Yesterday, researchers from Germany’s University of Ulm reported that some Android applications transmit sensitive authentication data without properly securing it, making people vulnerable to having their private data (e.g. Calendar Contacts, Pictures) accessed by an attacker. When a vulnerable device transmits its authentication data, an attacker can eavesdrop and view transmitted data if you are connected to a public WiFi network or are using a hostile internet connection. Sending data unencrypted (e.g. via HTTP rather than HTTPS) is analogous to sending your sensitive data in clear envelope so that everyone can see its contents rather than in an opaque envelope.
The specific vulnerability is found in applications that use Google’s ClientLogin authentication service over HTTP, rather than HTTPS, such as Google Calendar and Contacts. An attacker can read a user’s digital credentials (i.e. “Auth Tokens”) when a vulnerable app on their phone syncs in the background. The attacker can then obtain full access to any of the services the vulnerable app interacts with.
Attacks are most likely to occur when using untrusted networks, such as public WiFi hotspots.

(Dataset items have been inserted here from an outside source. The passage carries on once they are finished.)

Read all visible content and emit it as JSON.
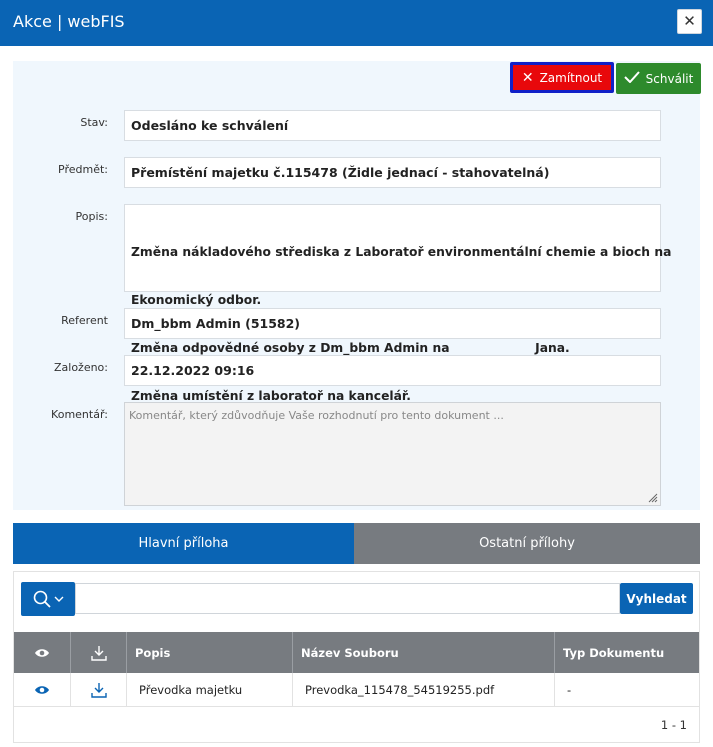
{
  "window": {
    "title": "Akce | webFIS",
    "close": "✕"
  },
  "actions": {
    "reject_label": "Zamítnout",
    "approve_label": "Schválit"
  },
  "form": {
    "status": {
      "label": "Stav:",
      "value": "Odesláno ke schválení"
    },
    "subject": {
      "label": "Předmět:",
      "value": "Přemístění majetku č.115478 (Židle jednací - stahovatelná)"
    },
    "description": {
      "label": "Popis:",
      "line1": "Změna nákladového střediska z Laboratoř environmentální chemie a bioch na",
      "line2": "Ekonomický odbor.",
      "line3": "Změna odpovědné osoby z Dm_bbm Admin na                    Jana.",
      "line4": "Změna umístění z laboratoř na kancelář."
    },
    "referent": {
      "label": "Referent",
      "value": "Dm_bbm Admin (51582)"
    },
    "created": {
      "label": "Založeno:",
      "value": "22.12.2022 09:16"
    },
    "comment": {
      "label": "Komentář:",
      "placeholder": "Komentář, který zdůvodňuje Vaše rozhodnutí pro tento dokument ..."
    }
  },
  "tabs": {
    "main": "Hlavní příloha",
    "other": "Ostatní přílohy"
  },
  "attachments": {
    "search_button": "Vyhledat",
    "columns": {
      "popis": "Popis",
      "nazev": "Název Souboru",
      "typ": "Typ Dokumentu"
    },
    "rows": [
      {
        "popis": "Převodka majetku",
        "nazev": "Prevodka_115478_54519255.pdf",
        "typ": "-"
      }
    ],
    "pagination": "1 - 1"
  },
  "colors": {
    "primary": "#0a64b4",
    "danger": "#e8080b",
    "success": "#2d8a2c",
    "header_gray": "#777b80"
  }
}
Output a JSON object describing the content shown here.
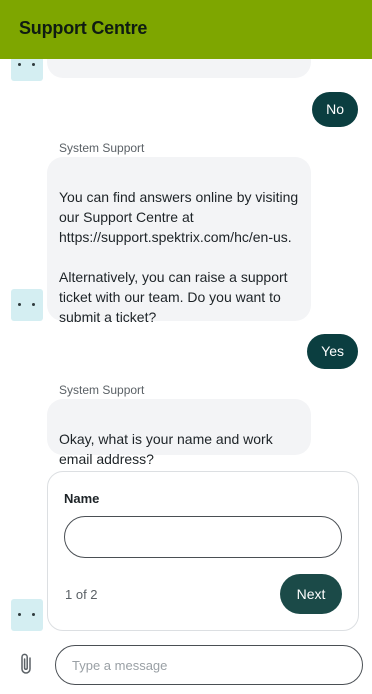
{
  "header": {
    "title": "Support Centre"
  },
  "messages": {
    "bot_partial": {
      "text": ""
    },
    "user_no": {
      "text": "No"
    },
    "bot_answer": {
      "sender": "System Support",
      "text": "You can find answers online by visiting our Support Centre at https://support.spektrix.com/hc/en-us.\n\nAlternatively, you can raise a support ticket with our team. Do you want to submit a ticket?"
    },
    "user_yes": {
      "text": "Yes"
    },
    "bot_question": {
      "sender": "System Support",
      "text": "Okay, what is your name and work email address?"
    }
  },
  "form": {
    "label": "Name",
    "value": "",
    "step": "1 of 2",
    "next_label": "Next"
  },
  "composer": {
    "placeholder": "Type a message",
    "attach_icon": "paperclip-icon"
  },
  "colors": {
    "header_bg": "#7ea600",
    "user_bubble": "#0b3e40",
    "next_button": "#1b4a48",
    "bot_bubble": "#f3f4f6",
    "avatar_bg": "#d4eef2"
  }
}
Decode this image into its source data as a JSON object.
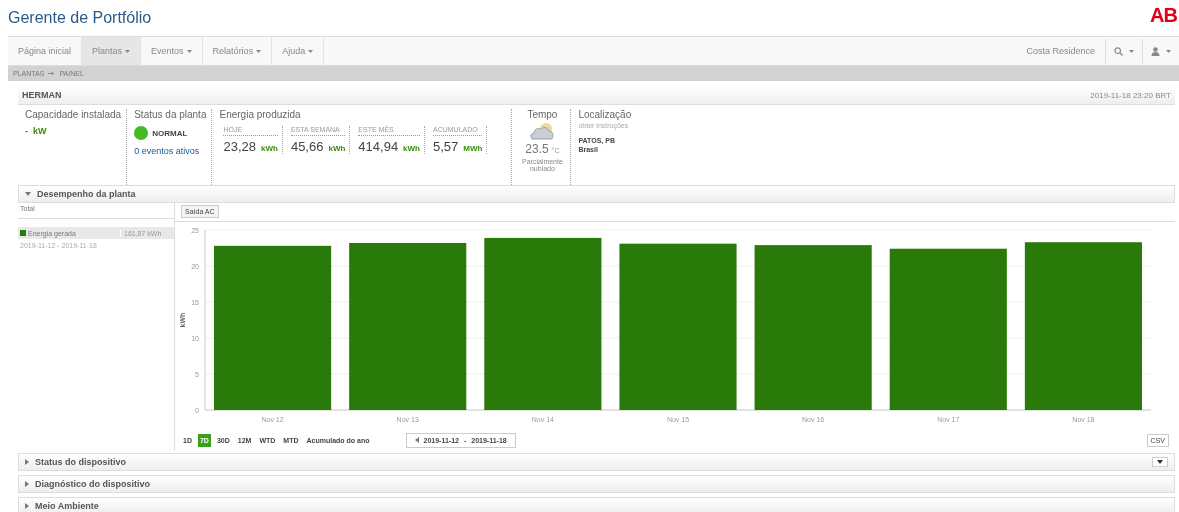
{
  "app_title": "Gerente de Portfólio",
  "logo": "AB",
  "nav": [
    {
      "label": "Página inicial",
      "selected": false,
      "dropdown": false
    },
    {
      "label": "Plantas",
      "selected": true,
      "dropdown": true
    },
    {
      "label": "Eventos",
      "selected": false,
      "dropdown": true
    },
    {
      "label": "Relatórios",
      "selected": false,
      "dropdown": true
    },
    {
      "label": "Ajuda",
      "selected": false,
      "dropdown": true
    }
  ],
  "portfolio_name": "Costa Residence",
  "breadcrumb": [
    "PLANTAS",
    "PAINEL"
  ],
  "plant": {
    "name": "HERMAN",
    "timestamp": "2019-11-18 23:20 BRT"
  },
  "capacity": {
    "label": "Capacidade instalada",
    "value": "-",
    "unit": "kW"
  },
  "status": {
    "label": "Status da planta",
    "value": "NORMAL",
    "color": "#44bb22",
    "events_link": "0 eventos ativos"
  },
  "energy": {
    "label": "Energia produzida",
    "items": [
      {
        "label": "HOJE",
        "value": "23,28",
        "unit": "kWh"
      },
      {
        "label": "ESTA SEMANA",
        "value": "45,66",
        "unit": "kWh"
      },
      {
        "label": "ESTE MÊS",
        "value": "414,94",
        "unit": "kWh"
      },
      {
        "label": "ACUMULADO",
        "value": "5,57",
        "unit": "MWh"
      }
    ]
  },
  "weather": {
    "label": "Tempo",
    "temperature": "23.5",
    "unit": "°C",
    "condition": "Parcialmente nublado"
  },
  "location": {
    "label": "Localização",
    "hint": "obter instruções",
    "city": "PATOS, PB",
    "country": "Brasil"
  },
  "performance": {
    "title": "Desempenho da planta",
    "expanded": true,
    "total_label": "Total",
    "total_value": "161,87 kWh",
    "range_text": "2019-11-12 - 2019-11-18",
    "chart_tab": "Saída AC",
    "chart_data": {
      "type": "bar",
      "ylabel": "kWh",
      "grid": true,
      "categories": [
        "Nov 12",
        "Nov 13",
        "Nov 14",
        "Nov 15",
        "Nov 16",
        "Nov 17",
        "Nov 18"
      ],
      "series": [
        {
          "name": "Energia gerada",
          "color": "#2a7a0a",
          "values": [
            22.8,
            23.2,
            23.9,
            23.1,
            22.9,
            22.4,
            23.3
          ]
        }
      ],
      "ylim": [
        0,
        25
      ],
      "yticks": [
        0,
        5,
        10,
        15,
        20,
        25
      ]
    },
    "periods": [
      {
        "label": "1D",
        "selected": false
      },
      {
        "label": "7D",
        "selected": true
      },
      {
        "label": "30D",
        "selected": false
      },
      {
        "label": "12M",
        "selected": false
      },
      {
        "label": "WTD",
        "selected": false
      },
      {
        "label": "MTD",
        "selected": false
      },
      {
        "label": "Acumulado do ano",
        "selected": false
      }
    ],
    "date_range": {
      "start": "2019-11-12",
      "separator": "-",
      "end": "2019-11-18"
    },
    "csv_button": "CSV"
  },
  "sections": [
    {
      "title": "Status do dispositivo",
      "expanded": false,
      "menu": true
    },
    {
      "title": "Diagnóstico do dispositivo",
      "expanded": false,
      "menu": false
    },
    {
      "title": "Meio Ambiente",
      "expanded": false,
      "menu": false
    }
  ]
}
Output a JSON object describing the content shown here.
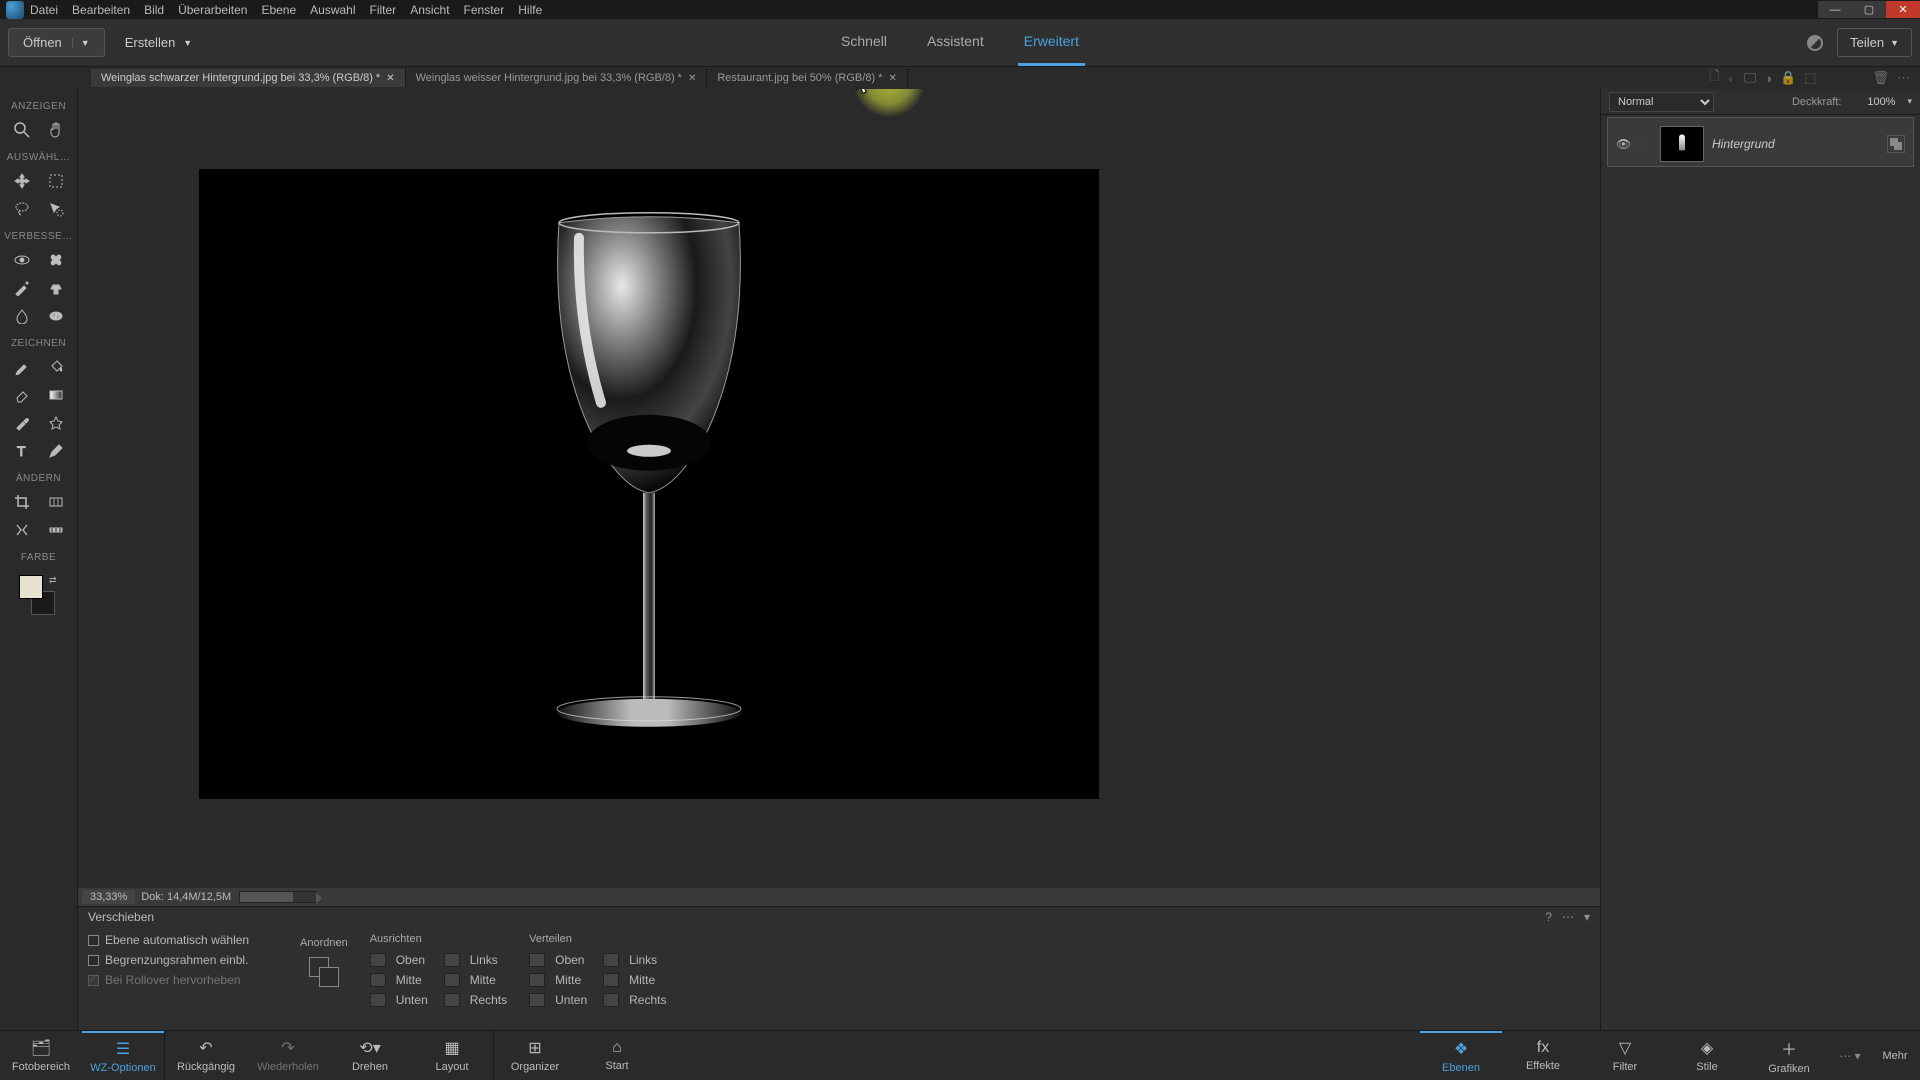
{
  "menu": [
    "Datei",
    "Bearbeiten",
    "Bild",
    "Überarbeiten",
    "Ebene",
    "Auswahl",
    "Filter",
    "Ansicht",
    "Fenster",
    "Hilfe"
  ],
  "toolbar": {
    "open": "Öffnen",
    "create": "Erstellen",
    "modes": {
      "quick": "Schnell",
      "guided": "Assistent",
      "expert": "Erweitert"
    },
    "share": "Teilen"
  },
  "tabs": [
    {
      "label": "Weinglas schwarzer Hintergrund.jpg bei 33,3% (RGB/8) *",
      "active": true
    },
    {
      "label": "Weinglas weisser Hintergrund.jpg bei 33,3% (RGB/8) *",
      "active": false
    },
    {
      "label": "Restaurant.jpg bei 50% (RGB/8) *",
      "active": false
    }
  ],
  "toolbox_sections": {
    "view": "ANZEIGEN",
    "select": "AUSWÄHL…",
    "enhance": "VERBESSE…",
    "draw": "ZEICHNEN",
    "modify": "ÄNDERN",
    "color": "FARBE"
  },
  "status": {
    "zoom": "33,33%",
    "doc": "Dok: 14,4M/12,5M"
  },
  "layers": {
    "blend_mode": "Normal",
    "opacity_label": "Deckkraft:",
    "opacity_value": "100%",
    "layer_name": "Hintergrund"
  },
  "options": {
    "title": "Verschieben",
    "auto_select": "Ebene automatisch wählen",
    "bounding": "Begrenzungsrahmen einbl.",
    "rollover": "Bei Rollover hervorheben",
    "arrange": "Anordnen",
    "align": "Ausrichten",
    "distribute": "Verteilen",
    "top": "Oben",
    "middle": "Mitte",
    "bottom": "Unten",
    "left": "Links",
    "center": "Mitte",
    "right": "Rechts"
  },
  "bottombar": {
    "photobin": "Fotobereich",
    "tooloptions": "WZ-Optionen",
    "undo": "Rückgängig",
    "redo": "Wiederholen",
    "rotate": "Drehen",
    "layout": "Layout",
    "organizer": "Organizer",
    "home": "Start",
    "layers": "Ebenen",
    "effects": "Effekte",
    "filter": "Filter",
    "styles": "Stile",
    "graphics": "Grafiken",
    "more": "Mehr"
  }
}
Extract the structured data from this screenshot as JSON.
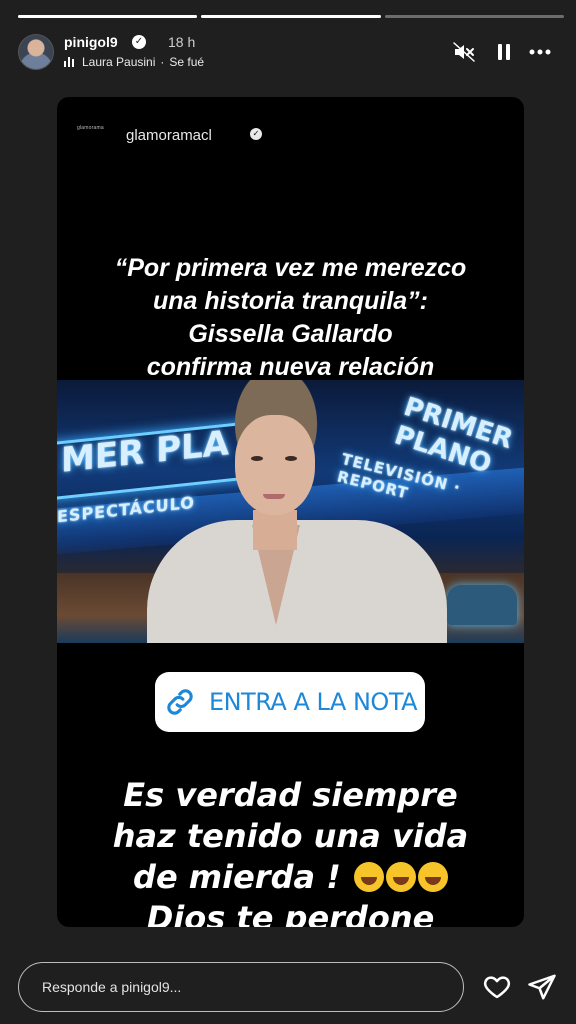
{
  "progress": [
    {
      "state": "viewed",
      "fill": 1.0
    },
    {
      "state": "current",
      "fill": 1.0
    },
    {
      "state": "upcoming",
      "fill": 0.0
    }
  ],
  "header": {
    "username": "pinigol9",
    "verified": true,
    "time": "18 h",
    "music": {
      "artist": "Laura Pausini",
      "separator": "·",
      "song": "Se fué"
    },
    "icons": [
      "mute-icon",
      "pause-icon",
      "more-icon"
    ]
  },
  "story": {
    "source_logo_text": "glamorama",
    "source_account": "glamoramacl",
    "headline": [
      "“Por primera vez me merezco",
      "una historia tranquila”:",
      "Gissella Gallardo",
      "confirma nueva relación"
    ],
    "photo": {
      "neon_texts": [
        "MER PLA",
        "PRIMER PLANO",
        "ESPECTÁCULO",
        "TELEVISIÓN · REPORT"
      ]
    },
    "link_button": {
      "icon": "link-icon",
      "label": "ENTRA A LA NOTA"
    },
    "comment": [
      "Es verdad siempre",
      "haz tenido una vida",
      "de mierda !",
      "Dios te perdone"
    ],
    "emojis": [
      "rolling-on-floor-laughing",
      "rolling-on-floor-laughing",
      "rolling-on-floor-laughing"
    ]
  },
  "footer": {
    "reply_placeholder": "Responde a pinigol9...",
    "icons": [
      "heart-icon",
      "send-icon"
    ]
  },
  "colors": {
    "background": "#1f1f1f",
    "link_blue": "#1e88d8",
    "card": "#000000"
  }
}
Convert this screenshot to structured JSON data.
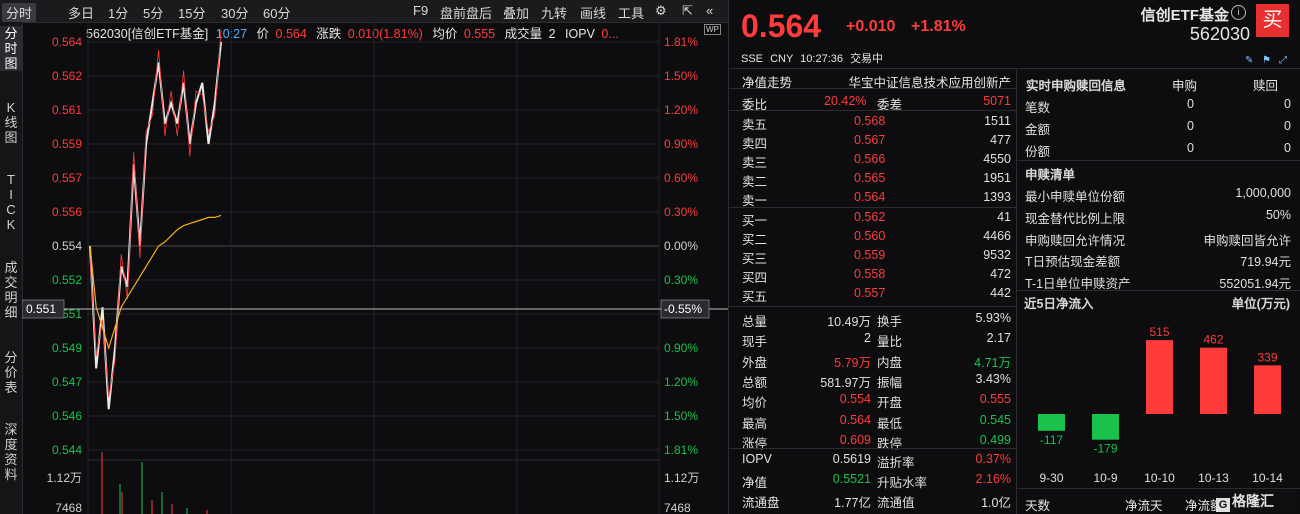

When you access untrusted WiFi hotspots, an attacker can eavesdrop on your phone’s network traffic to capture your authentication data in order to impersonate you using the compromised applications.
One example the researchers suggest is how an attacker “could change the stored email address of the victim’s boss or business partners hoping to receive sensitive or confidential material pertaining to their business.”